Updated 1:50am 9 March 2013

New war plaque in memory of Jarrow's fallen heroes

 From left, MP Stephen Hepburn, Coun Ken Stephenson, Coun Eileen Leask, Mayor of South Tyneside, and the Rev Roy Merrin

THE unveiling of a new war memorial in a town hall has marked the end of a three-year campaign by pensioner Robert Harvey.

He was eight when his Merchant Navy brother William, 21, lost his life in 1942 when his ship was torpedoed.

William had survived a similar sinking when one of his previous ships had been attacked by a U-boat. He appeared on a framed scroll of 238 names in Jarrow Town Hall of those lost in the Second World War. But Mr Harvey, who lives in Jarrow, said after refurbishment, the list was moved upstairs in the town hall.

“To see it I had to ask a member of staff to operate an electronic lock and they then stood next to you. It wasn’t a proper memorial,” said Robert.

Robert wrote to a dozen councillors and the issue went to the Jarrow and Boldon Community Area Forum, which raised a grant to produce a brass plaque memorial on a mahogany mount. It has now been unveiled in the town hall.

Another Jarrow resident, Vin Mullen, who has spent 15 years researching the town’s war losses, provided more than 100 names to add to the plaque, which now records 309 individuals.

“Now nobody is happier than me,” said Mr Harvey.

The only war cenotaph in Jarrow town centre was erected in 1921 by the Palmers company in honour of its 1,543 employees from its Jarrow and Hebburn shipyards, iron and engine works who served in the First World War. The names of 145 who died are recorded. But Mr Mullen said his research has shown 836 people from Jarrow died in the First World War, plus 18 civilians, killed by a Zeppelin airship bombing raid. The total for the two world wars was 1,188. Mr Mullen said that, especially with the 100th anniversary next year of the start of the First World War, a new cenotaph was needed recording all of the names of those from the town who lost their lives in the two conflicts.
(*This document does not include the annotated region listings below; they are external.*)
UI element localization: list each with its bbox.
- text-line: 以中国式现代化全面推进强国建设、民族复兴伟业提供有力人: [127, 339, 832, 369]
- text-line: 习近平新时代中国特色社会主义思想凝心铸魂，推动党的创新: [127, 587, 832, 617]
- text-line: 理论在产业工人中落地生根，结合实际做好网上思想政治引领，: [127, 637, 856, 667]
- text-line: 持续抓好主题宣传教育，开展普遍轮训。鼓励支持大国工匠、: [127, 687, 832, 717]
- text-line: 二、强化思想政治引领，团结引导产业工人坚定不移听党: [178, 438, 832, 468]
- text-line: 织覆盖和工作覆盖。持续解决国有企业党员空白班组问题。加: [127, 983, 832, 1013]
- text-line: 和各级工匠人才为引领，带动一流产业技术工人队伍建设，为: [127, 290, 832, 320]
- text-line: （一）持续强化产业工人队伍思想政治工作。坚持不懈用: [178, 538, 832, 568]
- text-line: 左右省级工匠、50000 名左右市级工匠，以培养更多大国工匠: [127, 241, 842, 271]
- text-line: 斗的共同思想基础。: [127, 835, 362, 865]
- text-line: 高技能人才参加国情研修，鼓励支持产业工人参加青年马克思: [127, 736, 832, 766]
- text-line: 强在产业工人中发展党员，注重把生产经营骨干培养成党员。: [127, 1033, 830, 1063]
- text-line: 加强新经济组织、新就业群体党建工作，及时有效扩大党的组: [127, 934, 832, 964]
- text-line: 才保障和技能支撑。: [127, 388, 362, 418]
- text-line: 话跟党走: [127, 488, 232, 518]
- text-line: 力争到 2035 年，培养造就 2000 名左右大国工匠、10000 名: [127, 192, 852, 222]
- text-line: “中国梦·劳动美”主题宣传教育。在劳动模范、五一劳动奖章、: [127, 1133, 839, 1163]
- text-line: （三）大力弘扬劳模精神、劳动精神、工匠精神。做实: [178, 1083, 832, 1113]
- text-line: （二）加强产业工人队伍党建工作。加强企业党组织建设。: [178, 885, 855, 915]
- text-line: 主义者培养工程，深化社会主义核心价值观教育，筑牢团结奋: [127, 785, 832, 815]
“Only 15% of those from the town who died are recorded and the rest have been forgotten,” he said.

“Jarrow was a working-class area and many men joined up. In the First World War almost every street lost someone.”

Mr Mullen said that there were also still 57 names missing from the new Second World War plaque.

A spokesman for South Tyneside Council said: “We are currently investigating the feasibility and potential funding opportunities of having over 300 names added to the Palmer’s war memorial in Jarrow, as well as establishing an electronic book of remembrance at the crematorium.”